|Chongzhen, last official Ming emperor|
|Oppose Qing and Restore Ming|
|Three Harmonies Society|
Whatever their motivations may have been, we are left with the basic fact that inveterate opposition to the Qing Dynasty seemed to outweigh loyalty to the Ming Dynasty and once the Qing Empire was gone, most former Ming loyalists accepted the less traditional systems of government that came after and abandoned any efforts to restore the Ming Empire in full. There seemed to be little, if any, support for the heir of the Ming Dynasty (discussed here earlier), the Marquis of Extended Grace, who lived in poor conditions and who remained loyal to the Qing Emperor throughout the republican period until the end of the Second World War by which point he disappears from the historical record. The republican government eventually withdraw all recognition and support for him and the later communist government went a step further and in their propaganda made a hero of the rebel Li Zicheng who overthrew the last Ming Emperor.
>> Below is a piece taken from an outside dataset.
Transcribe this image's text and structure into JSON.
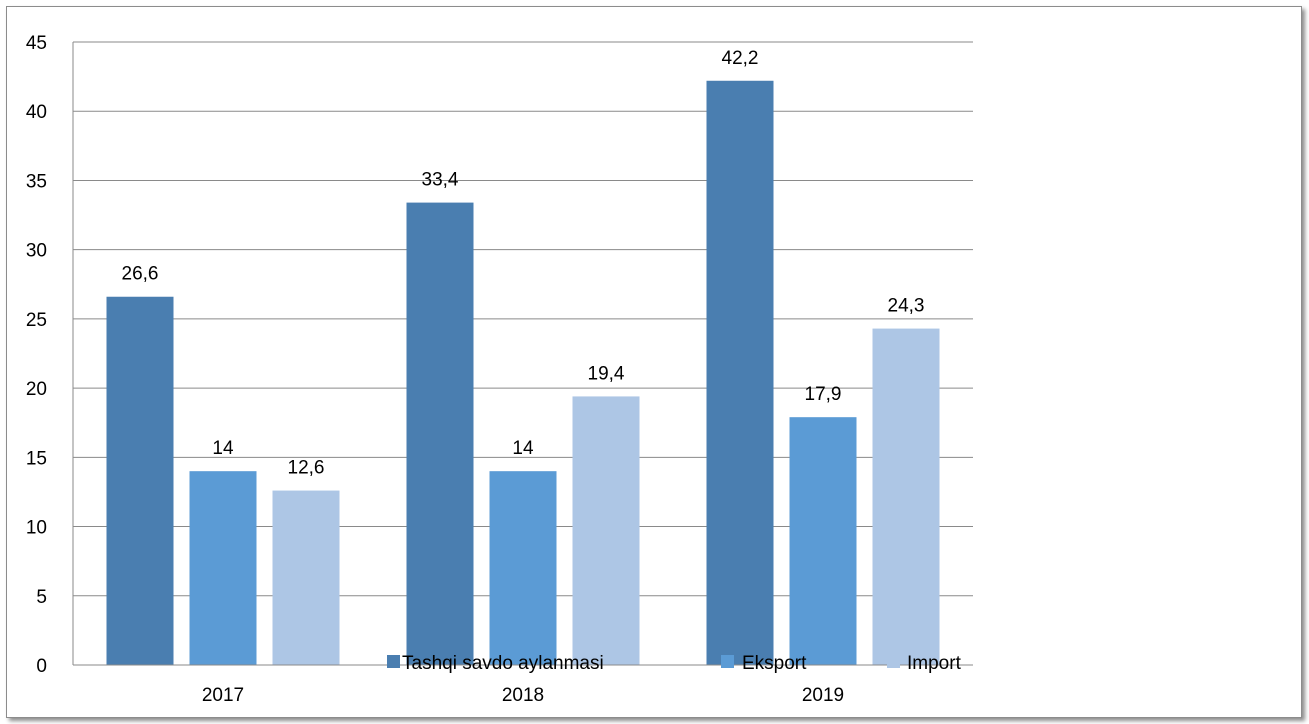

In summary, there were Ming loyalists who resisted in traditional fashion for as long as they could, until all were ultimately defeated and after that a smaller number still held on and continued to resist outside the bounds of the law, either as silent dissidents biding their time or members of organized crime. Unfortunately, the Qing Dynasty fell and the Ming Dynasty remained fallen as well. Are there any lingering Ming loyalists around today? I would hope so and with more than a billion Chinese people around the world the odds would be in favor of there being some, somewhere. I will close by saying, as carefully and prudently as I can, that in my view at least, taking back something that was stolen from you, even if outside the law of the land, is not wrong but right.